Exhibit
10.6(b)
SECOND AMENDMENT TO AMENDED
AND RESTATED LOAN AGREEMENT
THIS SECOND AMENDMENT TO AMENDED AND
RESTATED LOAN AGREEMENT (this “ Amendment ”) is
made and entered into as of February 1, 2008, by and between
HENNESSY ADVISORS, INC. , a California corporation (“
Borrower ”), and U.S. BANK NATIONAL ASSOCIATION
, a national banking association (“ Lender ”),
and has reference to the following facts and circumstances (the
“ Recitals ”):
A. Borrower and Lender entered into
the Amended and Restated Loan Agreement dated as of July 1,
2005, as amended by the First Amendment to Amended and Restated
Loan Agreement dated as of February 1, 2007 (as amended, the
“ Agreement ”; all capitalized terms used and
not otherwise defined in this Amendment shall have the respective
meanings ascribed to them in the Agreement as amended by this
Amendment).
B. Borrower has requested another
amendment to the Agreement as described below, and Lender has
agreed to amend the Agreement in the manner hereinafter set
forth.
NOW, THEREFORE, in consideration of
the premises and for other good and valuable consideration, the
receipt and sufficiency of which are hereby acknowledged, Borrower
and Lender hereby agree as follows:
1. Recitals .
The Recitals are true and correct,
and, together with the defined terms set forth therein, are
incorporated herein by this reference.
2. Amendment to Agreement
. Section 5.02(i) of
the Agreement is deleted and replaced with the
following:
“(i)
Stock Redemptions and Distributions .
Borrower will not, and it will not cause or permit any Subsidiary
to, declare or incur any liability to make any Distributions,
provided, however, that so long as no Default or Event of Default
has occurred and is continuing or would be created thereby,
Borrower and Subsidiaries may make Distributions in an aggregate
amount not to exceed Fifty Percent (50%) of Borrower’s
Consolidated Net Income for the previous fiscal year of Borrower
(and for purposes of calculating compliance with this covenant,
those Distributions consisting of the repurchase of the capital
stock of Borrower shall not be included in such calculation).

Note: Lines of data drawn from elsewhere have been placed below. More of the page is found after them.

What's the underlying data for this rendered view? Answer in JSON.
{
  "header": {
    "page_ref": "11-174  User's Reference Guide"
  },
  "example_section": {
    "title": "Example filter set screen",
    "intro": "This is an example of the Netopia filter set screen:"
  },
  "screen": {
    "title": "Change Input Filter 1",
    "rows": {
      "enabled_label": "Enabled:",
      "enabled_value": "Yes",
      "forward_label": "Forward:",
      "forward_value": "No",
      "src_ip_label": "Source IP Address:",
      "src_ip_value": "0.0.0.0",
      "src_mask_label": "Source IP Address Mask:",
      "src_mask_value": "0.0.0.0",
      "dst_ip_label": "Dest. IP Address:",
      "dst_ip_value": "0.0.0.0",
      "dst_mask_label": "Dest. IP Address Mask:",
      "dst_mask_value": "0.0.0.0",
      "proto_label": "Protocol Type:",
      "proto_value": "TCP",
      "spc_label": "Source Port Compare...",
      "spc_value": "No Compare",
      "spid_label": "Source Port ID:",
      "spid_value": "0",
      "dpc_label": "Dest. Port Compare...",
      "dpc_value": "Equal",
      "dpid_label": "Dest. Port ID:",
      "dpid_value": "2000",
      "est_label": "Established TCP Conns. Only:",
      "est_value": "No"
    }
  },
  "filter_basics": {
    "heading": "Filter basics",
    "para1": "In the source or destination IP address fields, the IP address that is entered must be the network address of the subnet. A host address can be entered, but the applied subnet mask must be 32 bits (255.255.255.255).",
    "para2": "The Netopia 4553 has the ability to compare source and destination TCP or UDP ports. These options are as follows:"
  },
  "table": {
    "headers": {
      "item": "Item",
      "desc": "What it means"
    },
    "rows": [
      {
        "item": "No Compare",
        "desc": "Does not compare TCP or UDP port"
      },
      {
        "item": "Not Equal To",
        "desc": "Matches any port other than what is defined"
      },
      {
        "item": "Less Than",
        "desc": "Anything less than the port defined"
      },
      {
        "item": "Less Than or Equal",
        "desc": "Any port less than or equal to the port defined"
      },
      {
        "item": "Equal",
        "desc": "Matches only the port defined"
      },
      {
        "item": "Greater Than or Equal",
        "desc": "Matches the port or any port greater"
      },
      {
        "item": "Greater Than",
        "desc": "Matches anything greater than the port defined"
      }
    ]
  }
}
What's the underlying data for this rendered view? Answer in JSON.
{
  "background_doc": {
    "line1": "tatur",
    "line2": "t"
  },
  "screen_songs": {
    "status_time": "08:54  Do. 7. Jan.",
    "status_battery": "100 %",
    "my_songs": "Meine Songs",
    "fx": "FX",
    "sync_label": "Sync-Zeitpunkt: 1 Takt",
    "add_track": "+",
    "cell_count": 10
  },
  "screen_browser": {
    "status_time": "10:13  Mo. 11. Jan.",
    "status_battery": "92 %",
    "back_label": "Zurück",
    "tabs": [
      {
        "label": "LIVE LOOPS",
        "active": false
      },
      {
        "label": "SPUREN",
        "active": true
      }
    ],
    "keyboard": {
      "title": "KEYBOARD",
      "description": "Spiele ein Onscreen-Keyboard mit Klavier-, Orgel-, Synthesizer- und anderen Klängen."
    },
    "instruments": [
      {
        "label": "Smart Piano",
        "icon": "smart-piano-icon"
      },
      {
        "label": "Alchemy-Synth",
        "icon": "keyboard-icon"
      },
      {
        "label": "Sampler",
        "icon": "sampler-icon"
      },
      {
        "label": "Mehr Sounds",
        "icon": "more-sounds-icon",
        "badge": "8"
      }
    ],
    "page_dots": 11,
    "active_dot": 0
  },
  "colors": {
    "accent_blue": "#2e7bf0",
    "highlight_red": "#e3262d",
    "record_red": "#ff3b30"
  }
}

In
addition, so long as no Default or Event of Default has occurred
and is continuing or would be created thereby, Borrower may
repurchase the shares of its capital stock in the aggregate amount
not to exceed 1,000,000 shares.”
3. Costs and Expenses
. Borrower hereby agrees
to reimburse Lender upon demand for all out-of-pocket costs and
expenses (including, without limitation, reasonable
attorneys’ fees and expenses) incurred by Lender in the
preparation, negotiation and execution of this Amendment and any
and all other agreements, documents, instruments and/or
certificates relating to the amendment of Borrower’s existing
credit facilities with Lender. Borrower further agrees to pay or
reimburse Lender for (a) any stamp or other taxes (excluding
income or gross receipts taxes) which may be payable with respect
to the execution, delivery, filing and/or recording of any of the
Transaction Documents and (b) the cost of any filings and
searches, including, without limitation, Uniform Commercial Code
filings and searches. All of the obligations of Borrower under this
paragraph shall survive the payment of the Borrower’s
Obligations and the termination of the Agreement.
4. References to this
Agreement . All
references in the Agreement to “this Agreement” and any
other references of similar import shall henceforth mean the
Agreement as amended by this Amendment.